Trinidad Carnival (1)
Port of Spain and smaller towns, Trinidad and Tobago
February or March
A huge, joyful, rum-soaked celebration, Trinidad’s carnival – by far the biggest in the Caribbean – consumes almost the entire country. The two days of Carnival itself are not a national holiday, but shops and offices islandwide close their doors, and general business comes to a respectful halt in favour of partying. In the days – indeed months – leading up to the event, almost every aspect of Trini life has some connection with pre-Carnival activities, from corporate calypso competitions to fundraising fetes (fete being the usual term for a huge outdoor party). Carnival is nothing short of a national obsession, a fixation that stems from the fact that in Trinidad, perhaps more than anywhere else, it is an overwhelmingly participatory event. It’s not something you watch, but something you’re part of – a festival that belongs to everybody.
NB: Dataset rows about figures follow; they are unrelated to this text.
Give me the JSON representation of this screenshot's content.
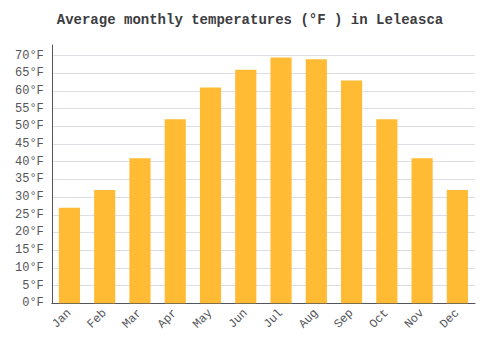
{
  "chart_data": {
    "type": "bar",
    "title": "Average monthly temperatures (°F ) in Leleasca",
    "categories": [
      "Jan",
      "Feb",
      "Mar",
      "Apr",
      "May",
      "Jun",
      "Jul",
      "Aug",
      "Sep",
      "Oct",
      "Nov",
      "Dec"
    ],
    "values": [
      27,
      32,
      41,
      52,
      61,
      66,
      69.5,
      69,
      63,
      52,
      41,
      32
    ],
    "color": "#FFBB33",
    "ylim": [
      0,
      73
    ],
    "yticks": [
      {
        "value": 0,
        "label": "0°F"
      },
      {
        "value": 5,
        "label": "5°F"
      },
      {
        "value": 10,
        "label": "10°F"
      },
      {
        "value": 15,
        "label": "15°F"
      },
      {
        "value": 20,
        "label": "20°F"
      },
      {
        "value": 25,
        "label": "25°F"
      },
      {
        "value": 30,
        "label": "30°F"
      },
      {
        "value": 35,
        "label": "35°F"
      },
      {
        "value": 40,
        "label": "40°F"
      },
      {
        "value": 45,
        "label": "45°F"
      },
      {
        "value": 50,
        "label": "50°F"
      },
      {
        "value": 55,
        "label": "55°F"
      },
      {
        "value": 60,
        "label": "60°F"
      },
      {
        "value": 65,
        "label": "65°F"
      },
      {
        "value": 70,
        "label": "70°F"
      }
    ],
    "grid": true
  }
}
Originallly a three-day splurge before Ash Wednesday, the Trinidad Carnival was first celebrated in the late eighteenth century py white French planters, who paraded in costumes that parodied their slaves. Men played negres jardines (field labourers), and women mulattresses as a means of escaping the so-called responsibilities of power and respectability. Following emancipation in 1834, freed Africans took to the streets as well, satirizing their former masters’ affectations and idiosyncrasies with Carnival characters such as the Dame Lorraine, a salacious, huge-bottomed planter woman, or drawing on West African cultural traditions to create characters such as the stilt-walking, ten-foot tall moko jumby, and mischievous devils known as jab jabs.
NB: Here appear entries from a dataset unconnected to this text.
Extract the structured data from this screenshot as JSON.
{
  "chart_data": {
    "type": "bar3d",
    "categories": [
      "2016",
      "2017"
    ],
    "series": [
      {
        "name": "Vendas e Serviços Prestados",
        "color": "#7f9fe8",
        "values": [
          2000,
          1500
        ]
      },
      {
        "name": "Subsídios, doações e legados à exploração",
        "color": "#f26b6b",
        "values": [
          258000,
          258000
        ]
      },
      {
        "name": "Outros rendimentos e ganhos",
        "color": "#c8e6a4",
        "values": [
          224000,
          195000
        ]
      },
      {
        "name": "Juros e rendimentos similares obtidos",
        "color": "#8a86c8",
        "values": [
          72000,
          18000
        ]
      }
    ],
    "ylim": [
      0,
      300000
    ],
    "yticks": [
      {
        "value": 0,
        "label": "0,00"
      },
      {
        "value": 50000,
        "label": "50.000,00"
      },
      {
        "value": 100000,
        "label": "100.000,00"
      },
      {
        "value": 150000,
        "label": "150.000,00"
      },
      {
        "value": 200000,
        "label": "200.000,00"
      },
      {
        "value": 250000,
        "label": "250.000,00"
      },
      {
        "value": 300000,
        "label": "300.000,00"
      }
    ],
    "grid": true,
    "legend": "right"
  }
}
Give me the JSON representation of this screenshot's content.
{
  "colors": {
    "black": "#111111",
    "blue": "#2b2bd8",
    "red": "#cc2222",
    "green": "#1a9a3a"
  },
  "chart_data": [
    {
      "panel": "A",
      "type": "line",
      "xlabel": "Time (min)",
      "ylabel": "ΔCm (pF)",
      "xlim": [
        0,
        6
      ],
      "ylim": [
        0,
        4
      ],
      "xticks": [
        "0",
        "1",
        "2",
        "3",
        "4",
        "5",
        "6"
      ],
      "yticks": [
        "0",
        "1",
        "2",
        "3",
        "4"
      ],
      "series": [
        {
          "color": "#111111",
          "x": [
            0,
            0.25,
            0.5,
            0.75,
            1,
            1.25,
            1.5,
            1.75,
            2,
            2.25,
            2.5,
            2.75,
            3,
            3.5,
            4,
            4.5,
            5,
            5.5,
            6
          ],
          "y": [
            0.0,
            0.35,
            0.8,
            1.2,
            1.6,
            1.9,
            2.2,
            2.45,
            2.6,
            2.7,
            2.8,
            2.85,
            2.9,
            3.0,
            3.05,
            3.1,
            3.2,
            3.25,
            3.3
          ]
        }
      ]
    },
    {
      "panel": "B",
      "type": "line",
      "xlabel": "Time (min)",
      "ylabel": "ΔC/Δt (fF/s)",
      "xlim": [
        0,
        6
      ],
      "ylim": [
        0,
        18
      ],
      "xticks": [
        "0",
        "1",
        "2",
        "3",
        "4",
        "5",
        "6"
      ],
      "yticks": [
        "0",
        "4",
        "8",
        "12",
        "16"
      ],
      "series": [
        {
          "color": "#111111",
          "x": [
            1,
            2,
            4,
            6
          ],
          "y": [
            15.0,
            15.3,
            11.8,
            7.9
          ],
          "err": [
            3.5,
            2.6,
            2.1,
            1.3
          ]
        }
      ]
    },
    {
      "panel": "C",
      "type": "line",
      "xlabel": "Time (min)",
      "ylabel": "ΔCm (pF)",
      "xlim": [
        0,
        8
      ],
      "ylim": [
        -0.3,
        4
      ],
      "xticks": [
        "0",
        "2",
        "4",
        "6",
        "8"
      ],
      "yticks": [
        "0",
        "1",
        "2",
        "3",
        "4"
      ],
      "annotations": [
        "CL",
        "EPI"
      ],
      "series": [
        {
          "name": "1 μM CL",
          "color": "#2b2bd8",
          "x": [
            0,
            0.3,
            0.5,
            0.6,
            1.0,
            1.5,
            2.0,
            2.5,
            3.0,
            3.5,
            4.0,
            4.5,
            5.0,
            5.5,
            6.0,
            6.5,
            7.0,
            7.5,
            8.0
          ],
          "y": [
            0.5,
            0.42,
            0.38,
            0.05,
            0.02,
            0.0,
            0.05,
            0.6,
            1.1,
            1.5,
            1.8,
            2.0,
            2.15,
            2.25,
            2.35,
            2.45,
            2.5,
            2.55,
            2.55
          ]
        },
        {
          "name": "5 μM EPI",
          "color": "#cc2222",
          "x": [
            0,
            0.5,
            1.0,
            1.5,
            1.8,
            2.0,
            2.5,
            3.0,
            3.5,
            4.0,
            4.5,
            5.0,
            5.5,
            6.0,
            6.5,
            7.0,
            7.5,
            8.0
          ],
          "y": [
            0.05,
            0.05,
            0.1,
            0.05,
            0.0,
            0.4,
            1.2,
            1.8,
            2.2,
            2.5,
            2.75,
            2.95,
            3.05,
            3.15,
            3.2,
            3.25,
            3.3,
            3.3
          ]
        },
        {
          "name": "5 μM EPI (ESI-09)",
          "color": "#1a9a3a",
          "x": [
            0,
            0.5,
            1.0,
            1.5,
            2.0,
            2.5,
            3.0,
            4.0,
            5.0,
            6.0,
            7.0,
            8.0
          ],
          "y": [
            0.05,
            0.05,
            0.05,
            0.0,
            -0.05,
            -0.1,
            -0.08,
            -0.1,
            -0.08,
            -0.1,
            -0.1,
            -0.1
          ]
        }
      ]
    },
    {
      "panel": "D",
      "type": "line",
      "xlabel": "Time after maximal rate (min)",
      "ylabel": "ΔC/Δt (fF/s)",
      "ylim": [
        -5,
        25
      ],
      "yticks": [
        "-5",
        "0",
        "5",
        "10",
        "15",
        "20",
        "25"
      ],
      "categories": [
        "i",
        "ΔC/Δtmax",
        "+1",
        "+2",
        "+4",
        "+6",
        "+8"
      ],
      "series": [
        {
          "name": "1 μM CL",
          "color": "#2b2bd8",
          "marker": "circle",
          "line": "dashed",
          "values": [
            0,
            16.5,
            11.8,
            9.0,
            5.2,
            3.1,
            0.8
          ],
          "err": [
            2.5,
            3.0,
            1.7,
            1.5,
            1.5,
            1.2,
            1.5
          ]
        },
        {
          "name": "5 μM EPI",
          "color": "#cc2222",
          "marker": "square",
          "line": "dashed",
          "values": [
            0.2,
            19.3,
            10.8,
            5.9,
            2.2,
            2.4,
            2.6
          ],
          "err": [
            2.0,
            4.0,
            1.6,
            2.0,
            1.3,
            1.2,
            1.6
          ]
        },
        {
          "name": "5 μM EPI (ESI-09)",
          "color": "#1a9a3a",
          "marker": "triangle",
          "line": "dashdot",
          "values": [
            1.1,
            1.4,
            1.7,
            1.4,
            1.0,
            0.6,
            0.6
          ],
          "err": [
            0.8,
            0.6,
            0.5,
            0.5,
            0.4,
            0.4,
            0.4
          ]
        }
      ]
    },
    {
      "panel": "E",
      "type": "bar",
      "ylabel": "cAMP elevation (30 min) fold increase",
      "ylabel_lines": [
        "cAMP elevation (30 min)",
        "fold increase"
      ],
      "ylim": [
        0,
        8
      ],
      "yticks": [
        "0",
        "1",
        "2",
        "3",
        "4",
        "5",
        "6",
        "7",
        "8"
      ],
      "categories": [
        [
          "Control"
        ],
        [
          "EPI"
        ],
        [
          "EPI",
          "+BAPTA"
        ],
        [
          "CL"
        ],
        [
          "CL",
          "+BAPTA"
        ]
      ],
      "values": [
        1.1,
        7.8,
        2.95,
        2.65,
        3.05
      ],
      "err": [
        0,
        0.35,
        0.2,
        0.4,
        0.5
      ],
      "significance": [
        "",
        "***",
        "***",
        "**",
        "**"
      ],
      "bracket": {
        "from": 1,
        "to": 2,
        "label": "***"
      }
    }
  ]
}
Music came courtesy of makeshift percussion instruments, while atmosphere was added by canboulay – flaming flambeaux that symbolized the Africans’ freedom from the dangerous task of putting out burning cane fields.
All this exuberance was viewed with displeasure by the white ruling class, who took exception to what they saw as desecration of the Sabbath on the first day of Carnival. In 1843, it was decreed that Carnival could not begin until Monday, but as no specific time was given, carnivalgoers began to celebrate on the stroke of midnight, and Jouvert (a corruption of the French jourouvert, or “the beginning of the day”), the no-holds-barred early-hours opener to Carnival that still takes place today, was born. Carnival continued to act as an outlet for irreverence and satire, with new characters such as jamettes (prostitutes), cross-dressing pissenlits (literally, bed-wetters) and sailors (outrageous parodies of the British naval officers stationed in Trinidad), while revellers moved to the beat of drumming bands and entertained themselves with kaienda, or stickfighting, competitions. Again, the British administration (Trinidad had by now been ceded to England) saw Carnival as a threat to its authority, and took steps to subdue the event. Riots ensued when a group of masqueraders were apprehended in 1881, but the Brits went on to prohibit jamettes and pissenlits on the grounds of lewdness, and ban African-style drumming, canboulay and kaienda.
Carnival wasn’t about to go quietly, though, and while the celebration was subsequently toned down, it never disappeared completely. Masqueraders continued to parade the streets, and received a boost in the 1890s by the introduction of a competition for the best costume band. During the early twentieth century, practically every aspect of Carnival was turned into a competitive event, and in 1921, calypsonian Chieftain Douglas established Trinidad’s first calypso tent, where performers showcased their compositions for the forthcoming Carnival in front of audiences, who were (and remain) as generous with their booing and heckling as with their applause. Many more tents sprung up around the city, and the tradition became firmly established, the canvas giving way to today’s permanent structures. After a break during World War II, Carnival returned with a vengeance, this time swinging to the sweet tones of the newly invented steel pan. The event’s growing cultural significance was officially recognized in the late 1950s with the establishment of the National Carnival Commission. The masquerade (usually shortened to “mas”) bands became ever larger, with trucks pumping out live music alongside the steelbands marching the streets, and traditional costumes giving way to more contemporary and sometimes political themes. Costumes also became more brief and, these days, it’s bikinis rather than traditional mas that rule the road. There are some who bemoan the fact that Carnival traditions are being swept away, but the changes in tone of the bands’ presentations have at least kept people on the streets – particularly women, who make up the majority of the masqueraders – and you can still see all the traditional characters on parade at Victoria Square on Carnival Sunday.
Trinidad’s obsession with Carnival doesn’t only take over the nation for the two days of the party itself – preparations for Carnival start in autumn of the previous year, when mas bands start to hold launches of their chosen theme, and potential players are invited to sign up. The carnival calendar is determined by whenever Lent is, but things always move up a gear by late January, with the atmosphere building at the opening of the calypso tents, where the steelbands rehearse their pan performances in anticipation of the Panorama Finals.
By the time Jouvert, the official start to Carnival, arrives you might feel like you’ve done it all already – it pays to pace yourself and save your best for last.